Administration publique : La feuille de route royale

Le Souverain a fait une lecture critique de son fonctionnement dans un discours prononcé devant le Parlement

Les difficultés que rencontre le citoyen dans son rapport avec l’Administration sont aussi nombreuses que variées, commençant par l’accueil et passant par la communication, jusqu’au traitement des dossiers et des documents.
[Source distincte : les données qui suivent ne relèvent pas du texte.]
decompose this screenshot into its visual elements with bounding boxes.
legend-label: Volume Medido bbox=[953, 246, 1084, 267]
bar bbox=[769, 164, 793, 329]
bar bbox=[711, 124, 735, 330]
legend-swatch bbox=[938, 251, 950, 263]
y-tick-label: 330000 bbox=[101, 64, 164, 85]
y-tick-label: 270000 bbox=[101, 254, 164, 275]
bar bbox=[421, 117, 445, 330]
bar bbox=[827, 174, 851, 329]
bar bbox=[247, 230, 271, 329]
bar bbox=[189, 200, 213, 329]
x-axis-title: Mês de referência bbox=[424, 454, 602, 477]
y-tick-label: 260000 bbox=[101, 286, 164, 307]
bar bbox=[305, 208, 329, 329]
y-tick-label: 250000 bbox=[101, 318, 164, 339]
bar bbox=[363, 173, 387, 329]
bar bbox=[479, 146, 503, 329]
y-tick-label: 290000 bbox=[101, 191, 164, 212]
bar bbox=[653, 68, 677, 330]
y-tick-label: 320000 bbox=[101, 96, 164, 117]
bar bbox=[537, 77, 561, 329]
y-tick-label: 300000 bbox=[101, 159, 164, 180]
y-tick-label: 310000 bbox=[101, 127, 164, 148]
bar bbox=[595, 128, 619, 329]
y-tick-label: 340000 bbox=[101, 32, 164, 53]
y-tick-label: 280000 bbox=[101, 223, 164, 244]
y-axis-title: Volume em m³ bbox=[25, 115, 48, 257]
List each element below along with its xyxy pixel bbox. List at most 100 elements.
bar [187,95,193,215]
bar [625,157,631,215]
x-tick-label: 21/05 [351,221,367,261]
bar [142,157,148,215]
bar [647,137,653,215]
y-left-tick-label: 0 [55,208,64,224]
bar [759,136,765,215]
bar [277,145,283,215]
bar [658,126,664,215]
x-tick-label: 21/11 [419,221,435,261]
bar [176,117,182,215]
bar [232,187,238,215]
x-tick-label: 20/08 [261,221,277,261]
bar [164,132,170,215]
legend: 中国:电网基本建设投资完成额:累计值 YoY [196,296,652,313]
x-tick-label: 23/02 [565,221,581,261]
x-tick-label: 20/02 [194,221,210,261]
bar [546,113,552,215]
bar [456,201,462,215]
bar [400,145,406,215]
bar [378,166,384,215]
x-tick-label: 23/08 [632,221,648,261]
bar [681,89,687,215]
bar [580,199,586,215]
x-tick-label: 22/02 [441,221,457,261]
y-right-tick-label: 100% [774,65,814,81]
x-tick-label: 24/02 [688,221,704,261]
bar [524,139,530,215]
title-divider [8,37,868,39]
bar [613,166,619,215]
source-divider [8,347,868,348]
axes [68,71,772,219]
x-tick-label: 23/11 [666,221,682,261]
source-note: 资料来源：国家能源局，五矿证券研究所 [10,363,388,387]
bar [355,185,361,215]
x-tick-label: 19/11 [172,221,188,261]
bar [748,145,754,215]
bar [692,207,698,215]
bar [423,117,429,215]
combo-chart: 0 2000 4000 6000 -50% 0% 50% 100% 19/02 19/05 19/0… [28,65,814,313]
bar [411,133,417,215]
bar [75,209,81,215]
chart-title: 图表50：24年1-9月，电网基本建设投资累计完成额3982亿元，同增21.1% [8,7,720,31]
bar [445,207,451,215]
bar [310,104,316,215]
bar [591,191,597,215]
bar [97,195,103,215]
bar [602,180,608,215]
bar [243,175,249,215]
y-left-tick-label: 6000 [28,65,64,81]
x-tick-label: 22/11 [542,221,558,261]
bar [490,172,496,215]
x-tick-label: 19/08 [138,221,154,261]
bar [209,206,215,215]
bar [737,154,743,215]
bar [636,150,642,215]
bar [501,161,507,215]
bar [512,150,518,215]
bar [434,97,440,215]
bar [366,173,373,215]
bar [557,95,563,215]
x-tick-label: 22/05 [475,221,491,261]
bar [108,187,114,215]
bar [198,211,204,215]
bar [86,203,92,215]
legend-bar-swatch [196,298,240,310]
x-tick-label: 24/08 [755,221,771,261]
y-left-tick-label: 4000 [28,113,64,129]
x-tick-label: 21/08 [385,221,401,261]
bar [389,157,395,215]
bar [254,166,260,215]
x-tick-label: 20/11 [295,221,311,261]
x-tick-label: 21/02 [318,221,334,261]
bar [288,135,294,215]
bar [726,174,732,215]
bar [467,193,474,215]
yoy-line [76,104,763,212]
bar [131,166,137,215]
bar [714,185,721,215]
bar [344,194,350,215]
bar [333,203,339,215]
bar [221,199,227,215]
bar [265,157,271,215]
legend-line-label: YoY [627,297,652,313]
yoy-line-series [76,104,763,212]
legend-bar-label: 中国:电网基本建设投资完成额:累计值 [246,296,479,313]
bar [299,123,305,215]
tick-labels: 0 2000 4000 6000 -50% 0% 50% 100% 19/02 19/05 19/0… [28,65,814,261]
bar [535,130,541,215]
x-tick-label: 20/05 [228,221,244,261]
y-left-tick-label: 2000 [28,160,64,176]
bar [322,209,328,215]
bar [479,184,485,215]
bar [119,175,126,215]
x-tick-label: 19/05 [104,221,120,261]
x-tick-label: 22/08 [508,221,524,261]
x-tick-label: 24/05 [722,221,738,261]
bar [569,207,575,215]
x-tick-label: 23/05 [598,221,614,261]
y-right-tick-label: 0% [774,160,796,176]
Dans le traditionnel discours royal marquant l’ouverture du Parlement, Sa Majesté le Roi Mohammed VI a dressé un diagnostic de l’état de l’administration publique. «Les administrations et les services publics accusent de nombreuses carences relatives à la faible performance et à la qualité des prestations qu’ils fournissent aux citoyens», a affirmé le Souverain dans son discours devant les membres des deux Chambres parlementaires à l’occasion de l’ouverture de la première session de la première année législative de la 10ème législature. «Ils pâtissent également de la pléthore des effectifs, du manque de compétence et de l’absence du sens des responsabilités chez de nombreux fonctionnaires. L’Administration souffre essentiellement d’une culture ancienne chez la majorité des Marocains. Elle représente, pour beaucoup d’entre eux, un abri qui leur garantit un salaire mensuel, sans avoir à rendre compte de leur performance», a ajouté SM le Roi précisant que la raison d’être des institutions est de servir le citoyen, lui permettre de régler ses affaires, lui rendre des prestations de base plus proches et de simplifier les procédures, une mission noble qui ne doit souffrir ni laisser-aller ni procrastination. Pour le Souverain, «l’efficacité administrative est un critère à l’aune duquel se mesure le progrès des nations». Sa Majesté le Roi a énuméré de nombreuses difficultés rencontrées par les citoyens.

«Les difficultés que rencontre le citoyen dans son rapport avec l’Administration sont aussi nombreuses que variées, commençant par l’accueil et passant par la communication, jusqu’au traitement des dossiers et des documents. Tant et si bien que ces difficultés s’apparentent désormais dans son esprit à un véritable parcours du combattant. Il n’est pas raisonnable, en effet, que le citoyen supporte les désagréments et les coûts des déplacements vers n’importe quelle administration, qu’il s’agisse d’un consulat, ou d’une préfecture, d’une commune territoriale ou d’une délégation régionale, surtout si le citoyen habite loin de cette administration et ne trouve personne pour l’accueillir ou le prendre en charge», a dit SM le Roi faisant savoir à titre d’exemple que «de nombreux citoyens se plaignent des affaires d’expropriation, soit parce que l’Etat ne les a pas indemnisés pour leurs biens, soit parce que l’opération d’indemnisation traîne pendant de longues années au préjudice de leurs intérêts, ou encore parce que le montant de l’indemnisation est en deçà des prix de vente en vigueur, et bien d’autres raisons encore. L’expropriation doit être effectuée en cas d’extrême nécessité d’intérêt général et l’indemnisation doit se faire conformément aux tarifs en vigueur à la date d’exécution de ladite opération, avec une simplification des procédures d’obtention de ladite indemnisation». Plus loin encore, les lourdeurs administratives et les problèmes bureaucratiques ont parfois un impact négatif sur les investissements.

«Les problèmes qui se posent au citoyen dans l’Administration sont clairement illustrés à travers les obstacles qui entravent l’investissement, nonobstant la création des Centres régionaux et l’utilisation du guichet unique pour simplifier les procédures et accélérer le processus décisionnel. Il est vrai que certains investisseurs, dans certains cas, soumettent des dossiers incomplets.

Mais au lieu que le guichet leur vienne en aide en leur présentant une liste de solutions pour les motiver, on constate que les choses sont rendues encore plus compliquées pour eux, en les astreignant à une série de restrictions et de contraintes», a affirmé le Souverain invitant «tout le monde, gouvernement et Parlement, partis et syndicats, associations et fonctionnaires, à faire preuve de patriotisme et de responsabilité pour mettre au point des solutions réelles, permettant de rehausser le travail des services administratifs et d’améliorer la qualité des prestations offertes aux citoyens».